The champion of equal rights for all of society’s oppressed died on Saturday in Fort Walton Beach, Fla. and while condolences have been pouring in, we are now learning even more intimate details surrounding his death.
Bond, 75, leaves behind his wife of 24 years, Pamela Horowitz, who, says his sudden passing is from complications related to vascular disease. In a voice filled with emotion, Horowitz recalls a poignant incident that happened just as she was leaving the intensive care unit. She says a nurse who was the first to stop her and offer condolences told her.
His friends and family say he recently advocated for gay couples who wished to marry, and would chat and snap pictures with anyone on the street. He also is said to have talked regularly with President Barack Obama.
“Justice and equality was the mission that spanned his life – from his leadership of the Student Nonviolent Coordinating Committee, to his founding role with the Southern Poverty Law Center, to his pioneering service in the Georgia legislature and his steady hand at the helm of the NAACP,” President Obama said in a statement Sunday. “Michelle and I have benefited from his example, his counsel, and his friendship – and we offer our prayers and sympathies to his wife, Pamela, and his children.”

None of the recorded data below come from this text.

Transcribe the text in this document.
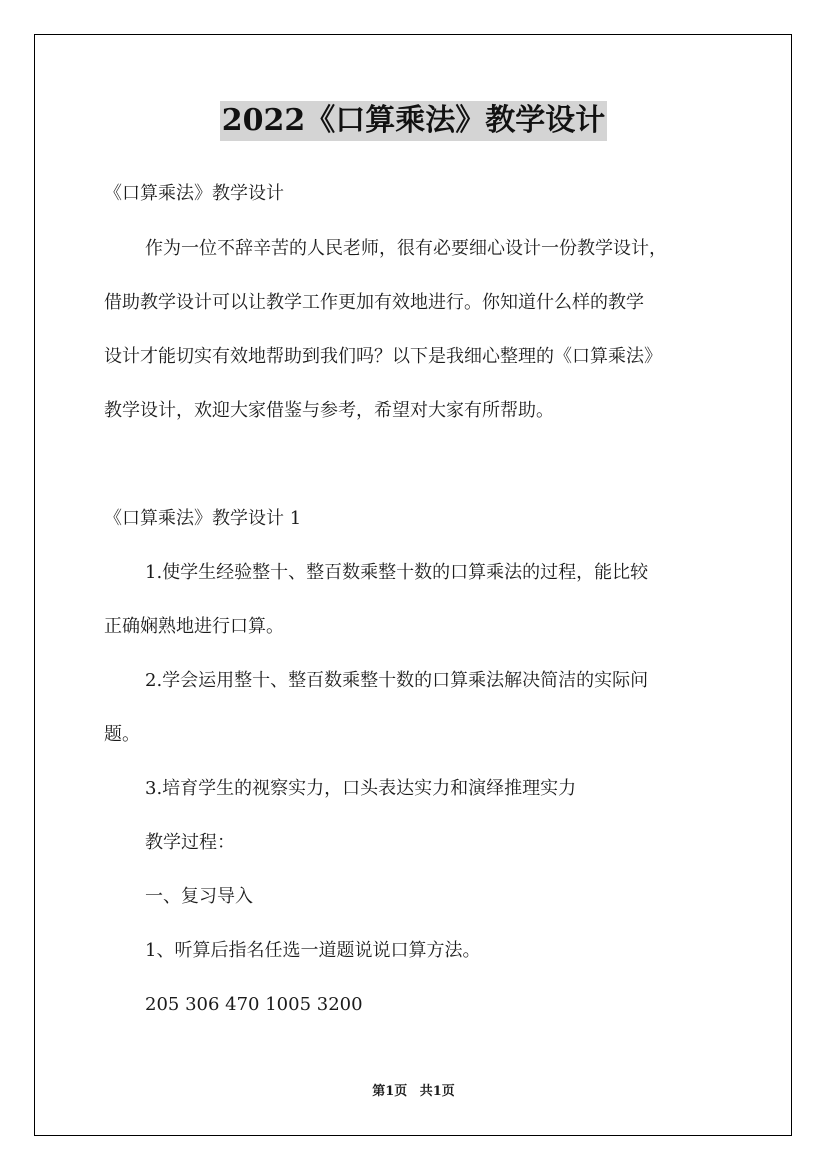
2022《口算乘法》教学设计
《口算乘法》教学设计
作为一位不辞辛苦的人民老师，很有必要细心设计一份教学设计，
借助教学设计可以让教学工作更加有效地进行。你知道什么样的教学
设计才能切实有效地帮助到我们吗？以下是我细心整理的《口算乘法》
教学设计，欢迎大家借鉴与参考，希望对大家有所帮助。
《口算乘法》教学设计 1
1.使学生经验整十、整百数乘整十数的口算乘法的过程，能比较
正确娴熟地进行口算。
2.学会运用整十、整百数乘整十数的口算乘法解决简洁的实际问
题。
3.培育学生的视察实力，口头表达实力和演绎推理实力
教学过程：
一、复习导入
1、听算后指名任选一道题说说口算方法。
205 306 470 1005 3200
第1页 共1页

Paul Gaston, a history professor who worked with Bond at the University of Virginia, was heartbroken upon hearing the news of Bond’s death on television and praised the way Bond communicated the subject of civil rights; to any and everyone, in a way that they could understand it; whether on the national stage or in the classroom.
“He was one of the most popular teachers because he kept telling truths,” Gaston said. “He opened students’ eyes to a world that was foreign to many of them. They told me they were very grateful for that course because it changed their lives.”